Verfahren zum Power-Factor-Controlling

Idee: Martin Feldtkeller, DE-Muenchen; Dr. Jenoe Tihanyi, DE-Muenchen

Elektronische Bauelemente zum Power-Factor-Controlling (PFCs) nutzen aus, dass die Stromphase aus dem Netz annaehernd einer Sinuskurve folgt. Um das Funktionieren der auf diesem Prinzip beruhenden Leistungsfaktorkorrektur zu erreichen, benoetigt man ein Signal, welches zu der Eingangsspannung (der momentanen Netzspannung) proportional ist.

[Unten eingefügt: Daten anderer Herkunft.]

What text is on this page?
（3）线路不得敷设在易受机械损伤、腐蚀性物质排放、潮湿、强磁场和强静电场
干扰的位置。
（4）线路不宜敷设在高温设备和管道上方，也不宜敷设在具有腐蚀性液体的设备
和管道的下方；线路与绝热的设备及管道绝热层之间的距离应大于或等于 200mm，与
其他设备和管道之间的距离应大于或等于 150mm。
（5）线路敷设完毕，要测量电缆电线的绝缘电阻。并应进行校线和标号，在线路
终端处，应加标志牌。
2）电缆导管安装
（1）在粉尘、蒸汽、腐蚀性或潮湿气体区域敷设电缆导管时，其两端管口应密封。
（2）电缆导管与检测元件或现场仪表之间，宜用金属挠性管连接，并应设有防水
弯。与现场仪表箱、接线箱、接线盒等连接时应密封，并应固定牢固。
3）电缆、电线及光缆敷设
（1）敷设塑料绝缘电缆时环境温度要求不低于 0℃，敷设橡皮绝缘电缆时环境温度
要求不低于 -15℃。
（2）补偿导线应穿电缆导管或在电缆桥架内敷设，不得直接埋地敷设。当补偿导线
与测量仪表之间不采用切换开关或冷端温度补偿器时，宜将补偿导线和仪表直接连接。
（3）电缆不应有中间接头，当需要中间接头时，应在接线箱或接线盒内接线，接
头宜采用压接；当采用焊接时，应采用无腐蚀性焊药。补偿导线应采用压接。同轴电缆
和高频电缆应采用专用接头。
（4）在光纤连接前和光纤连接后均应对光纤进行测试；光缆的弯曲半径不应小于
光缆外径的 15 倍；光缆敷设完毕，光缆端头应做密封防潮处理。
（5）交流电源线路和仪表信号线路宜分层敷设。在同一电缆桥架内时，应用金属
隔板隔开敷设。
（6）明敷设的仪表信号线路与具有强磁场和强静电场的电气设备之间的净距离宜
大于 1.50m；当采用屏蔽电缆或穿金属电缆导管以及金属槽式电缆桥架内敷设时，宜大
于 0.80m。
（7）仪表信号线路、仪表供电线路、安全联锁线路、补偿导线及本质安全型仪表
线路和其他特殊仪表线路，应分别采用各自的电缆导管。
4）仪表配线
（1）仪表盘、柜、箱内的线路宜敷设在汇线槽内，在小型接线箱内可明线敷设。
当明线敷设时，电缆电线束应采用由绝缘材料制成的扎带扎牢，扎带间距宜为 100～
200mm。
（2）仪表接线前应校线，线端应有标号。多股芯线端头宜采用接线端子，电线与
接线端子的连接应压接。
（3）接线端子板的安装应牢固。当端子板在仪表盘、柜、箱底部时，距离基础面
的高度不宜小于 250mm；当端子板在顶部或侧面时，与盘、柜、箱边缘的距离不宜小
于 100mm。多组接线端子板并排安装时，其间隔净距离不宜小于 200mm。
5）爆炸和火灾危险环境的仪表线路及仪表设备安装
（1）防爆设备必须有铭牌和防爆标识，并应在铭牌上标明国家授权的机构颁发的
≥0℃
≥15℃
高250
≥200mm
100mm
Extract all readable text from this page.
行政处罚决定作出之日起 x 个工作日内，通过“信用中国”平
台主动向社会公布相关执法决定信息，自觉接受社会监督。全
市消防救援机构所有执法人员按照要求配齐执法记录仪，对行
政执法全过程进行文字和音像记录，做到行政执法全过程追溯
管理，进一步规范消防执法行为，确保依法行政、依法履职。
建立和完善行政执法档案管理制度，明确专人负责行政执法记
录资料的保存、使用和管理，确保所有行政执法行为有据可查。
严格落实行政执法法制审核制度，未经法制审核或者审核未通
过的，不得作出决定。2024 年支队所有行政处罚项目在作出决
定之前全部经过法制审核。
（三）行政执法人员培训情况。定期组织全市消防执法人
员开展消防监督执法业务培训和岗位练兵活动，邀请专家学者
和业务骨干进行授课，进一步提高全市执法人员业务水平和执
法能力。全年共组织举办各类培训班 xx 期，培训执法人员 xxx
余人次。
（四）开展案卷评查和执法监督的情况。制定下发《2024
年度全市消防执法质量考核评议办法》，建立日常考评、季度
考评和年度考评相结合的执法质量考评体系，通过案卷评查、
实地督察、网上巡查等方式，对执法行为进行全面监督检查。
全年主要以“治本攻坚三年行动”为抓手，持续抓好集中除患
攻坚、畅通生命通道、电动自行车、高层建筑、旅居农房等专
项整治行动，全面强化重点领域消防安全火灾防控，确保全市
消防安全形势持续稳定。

Mit dem der Eingangsspannung proportionalen Signal wird der Maximalstrom durch eine Induktivitaet L reguliert, d.h. die Einschaltzeit des Schalters T1 wird bestimmt (vgl. Abb. 1). Die Energie in der Induktivitaet wird auf den Kondensator C uebertragen, wenn T1 ausgeschaltet wird. Um die Ausgangsspannung moeglichst konstant zu halten, wird die Oeffnungszeit von T1 zusaetzlich noch mit dem Signal der Abweichung von der gewuenschten Ausgangsspannung korrigiert. Im Wesentlichen werden fuer die PFC-Funktion ein zu U1 und ein zu U0 proportionales Signal benoetigt. Zum Erstellen und zum Verwenden dieser Signale gibt es unterschiedliche Methoden. Eine neue Methode zur Gewinnung und Verwendung dieser Signale, mit welcher ein PFC in einem Gehaeuse mit nur vier Anschluessen (4-Pin IC-Chip) realisiert werden kann, ist nachfolgend an Beispielen erlaeutert.

Wie in Abb. 1 dargestellt, wird der Strom I im Last- und Schalterkreis mit R1 erfasst. Das Schaltungsteil (1) differenziert das Stromsignal I und erzeugt dort ein Ua-Signal, wie...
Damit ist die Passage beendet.